Going out on an existential limb, it could be that true randomness is impossible because there's an innate order to the universe that can't be broken....
(off to take my meds now)
>Going out on an existential limb, it could be that true randomness is impossible because there's an >innate order to the universe that can't be broken....
You're in good company. For Albert Einstein's famous statement: "God does not play dice with the universe" to be true, randomness where we think we've found this, would be an emergent as opposed to an intrinsic property of the universe.
This post has been deleted by its author
This post has been deleted by its author
This post has been deleted by its author
>I love the fact that generating true randomness is a very difficult problem to solve.
Maybe artificially but radioactive decay makes finding true randomness fairly trivial.
>randomness where we think we've found this, would be an emergent as opposed to an intrinsic property of the universe.

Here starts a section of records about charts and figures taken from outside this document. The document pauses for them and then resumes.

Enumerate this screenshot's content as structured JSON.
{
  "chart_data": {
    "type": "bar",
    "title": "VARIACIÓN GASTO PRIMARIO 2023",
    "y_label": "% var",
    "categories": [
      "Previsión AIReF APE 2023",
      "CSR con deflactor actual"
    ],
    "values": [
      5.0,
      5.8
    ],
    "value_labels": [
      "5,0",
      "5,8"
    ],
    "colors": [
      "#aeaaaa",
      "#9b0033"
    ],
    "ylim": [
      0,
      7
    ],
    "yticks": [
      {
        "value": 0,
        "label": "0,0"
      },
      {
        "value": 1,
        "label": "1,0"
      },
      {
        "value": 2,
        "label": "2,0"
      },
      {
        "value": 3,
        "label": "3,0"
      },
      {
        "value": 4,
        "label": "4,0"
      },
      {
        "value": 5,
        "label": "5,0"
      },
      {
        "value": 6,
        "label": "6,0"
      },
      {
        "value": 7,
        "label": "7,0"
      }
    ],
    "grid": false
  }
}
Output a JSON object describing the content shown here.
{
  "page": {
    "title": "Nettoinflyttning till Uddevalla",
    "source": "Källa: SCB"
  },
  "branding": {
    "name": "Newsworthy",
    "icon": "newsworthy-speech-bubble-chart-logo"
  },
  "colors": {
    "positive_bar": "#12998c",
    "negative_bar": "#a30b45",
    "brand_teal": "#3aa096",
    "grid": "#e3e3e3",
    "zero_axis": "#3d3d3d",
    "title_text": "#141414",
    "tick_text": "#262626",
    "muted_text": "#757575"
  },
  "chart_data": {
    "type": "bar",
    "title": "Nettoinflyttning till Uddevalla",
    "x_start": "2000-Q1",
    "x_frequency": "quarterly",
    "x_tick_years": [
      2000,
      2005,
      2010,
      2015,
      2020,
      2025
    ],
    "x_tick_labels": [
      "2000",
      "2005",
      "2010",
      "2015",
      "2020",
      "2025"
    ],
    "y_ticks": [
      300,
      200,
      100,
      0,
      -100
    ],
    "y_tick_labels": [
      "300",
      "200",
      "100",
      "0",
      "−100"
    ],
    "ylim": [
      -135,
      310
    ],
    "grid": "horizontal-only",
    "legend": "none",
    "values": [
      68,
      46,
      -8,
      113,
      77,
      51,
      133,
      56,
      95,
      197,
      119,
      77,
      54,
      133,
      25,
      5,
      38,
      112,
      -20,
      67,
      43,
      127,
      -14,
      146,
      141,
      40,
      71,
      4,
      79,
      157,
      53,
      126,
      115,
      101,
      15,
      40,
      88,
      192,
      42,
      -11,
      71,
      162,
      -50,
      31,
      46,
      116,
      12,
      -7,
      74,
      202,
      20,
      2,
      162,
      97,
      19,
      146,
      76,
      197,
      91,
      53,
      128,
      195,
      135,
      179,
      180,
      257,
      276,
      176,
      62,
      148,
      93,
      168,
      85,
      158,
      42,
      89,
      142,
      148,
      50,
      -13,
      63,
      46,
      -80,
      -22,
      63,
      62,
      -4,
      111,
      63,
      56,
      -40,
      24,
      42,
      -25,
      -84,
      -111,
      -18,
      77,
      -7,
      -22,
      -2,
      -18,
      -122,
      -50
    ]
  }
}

It is an intrinsic property of the universe see quantum tunneling (which we often use for looking at things at the atomic scale) which explains why it is impossible to have a true closed system in our universe. An outside particle can always tunnel in at any time randomly.
"radioactive decay makes finding true randomness fairly trivial" - Just because you can't predict it, that doesn't make it random. First person to predict radioactive decay gets a Nobel Prize and invalidates the whole of quantum theory, exposing the secrets of everyone who'd invested in radioactive RNGs would be the icing on top.
Solar axions being linked to modified radioactive decay in certain rare isotopes (54Mn comes to mind) is consistent with a minimally modified Standard Model (MMSM) however a lot of contradictory data exists here suggesting two different effects at once. (or two axion domain walls interacting)
See http://axion-wimp2012.desy.de/e102694/e102699/e163667/Sturrock_P.pdf
Its also possible that this could be an as-yet-undiscovered particle also of solar origin but that would virtually invalidate the Standard Model as it would also imply an interaction with something other than gravity.
Perhaps the mysterious 750GeV "OMG" particle CERN may or may not have found is actually something and not a mere statistical anomaly.